Residents in these departments traditionally suffer from a heavy task load, so they tend to use more PAs than other departments. In the 2015 parliamentary inspection, lawmakers also pointed to the fact that the number of PAs in national hospitals increased by more than 10% compared to the previous year and suggested that their number be reduced to a minimum, due to potential legal problems when PA-related medical accidents occur. However, government measures to improve the situation remain insufficient.
Chairman Gi Dong-hun, “We Should Call Them UAs not PAs.”
Gi Dong-hun , chairman of the Korean Intern Resident Association, also spoke on the PA system and said, “First, PAs should be called UAs, short for unlicensed assistants. When the working hours of residents were reduced due to a special bill concerning residents, some hospitals hired UAs instead of doctors, such as hospitalists, to fill their hours, and committed a crime by making them examine the patients, write prescriptions, and make rounds.”
He added, “Since the hospitals do not notify the patients that they are being treated by a UA instead of a doctor, patients naturally think that the person treating them is a doctor.

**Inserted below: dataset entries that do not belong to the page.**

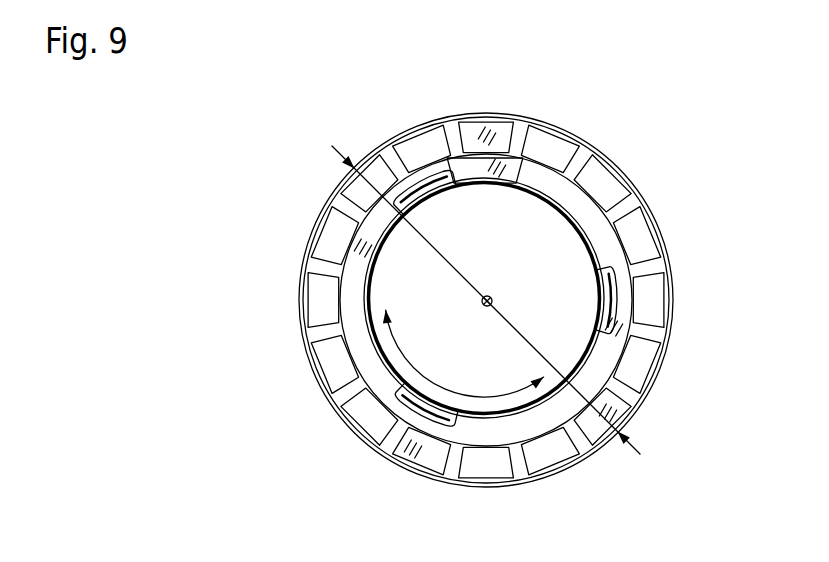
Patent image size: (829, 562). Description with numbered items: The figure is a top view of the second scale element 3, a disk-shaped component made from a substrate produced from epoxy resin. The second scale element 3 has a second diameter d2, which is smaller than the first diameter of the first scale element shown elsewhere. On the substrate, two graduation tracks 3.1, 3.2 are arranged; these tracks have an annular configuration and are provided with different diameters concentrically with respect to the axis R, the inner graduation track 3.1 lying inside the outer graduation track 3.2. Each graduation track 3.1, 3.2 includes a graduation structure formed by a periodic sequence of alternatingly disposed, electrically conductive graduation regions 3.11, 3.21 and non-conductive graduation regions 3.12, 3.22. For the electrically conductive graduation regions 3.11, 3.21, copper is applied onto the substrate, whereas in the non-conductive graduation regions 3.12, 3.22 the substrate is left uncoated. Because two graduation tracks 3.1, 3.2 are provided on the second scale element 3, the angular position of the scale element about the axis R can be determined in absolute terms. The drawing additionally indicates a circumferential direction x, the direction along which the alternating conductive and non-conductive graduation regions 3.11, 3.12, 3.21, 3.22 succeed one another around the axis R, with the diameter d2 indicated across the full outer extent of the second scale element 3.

The second scale element 3 is at (301, 221).
The graduation track 3.1 is at (477, 166).
The electrically conductive graduation region 3.11 is at (573, 195).
The non-conductive graduation region 3.12 is at (600, 272).
The graduation track 3.2 is at (322, 296).
The electrically conductive graduation region 3.21 is at (322, 373).
The non-conductive graduation region 3.22 is at (342, 401).
The second diameter d2 is at (486, 287).
The axis R is at (482, 301).
The direction of rotation x is at (463, 353).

But this deprives the patient of his right to consult a doctor and can endanger the patient, for an immediate response may be difficult in an emergency.”
Gi argued that the reason the PA system is now so rampant is because South Korea leaned on expedient measures to solve the problem of medical personnel. Gi said, “If we cannot hire doctors with the current (health insurance) fee, then we should pressure the government to raise the fee. And if the hospital doesn’t have enough doctors, they should reduce the number of patients and delay the surgery. The complaints and damages suffered by the patients because of this is solely the government’s fault, but why should hospitals resort to expedient measures to solve this problem, hiring nurses and making them treat the patients. It is frustrating that the patients, hospitals, doctors and UAs are being held responsible.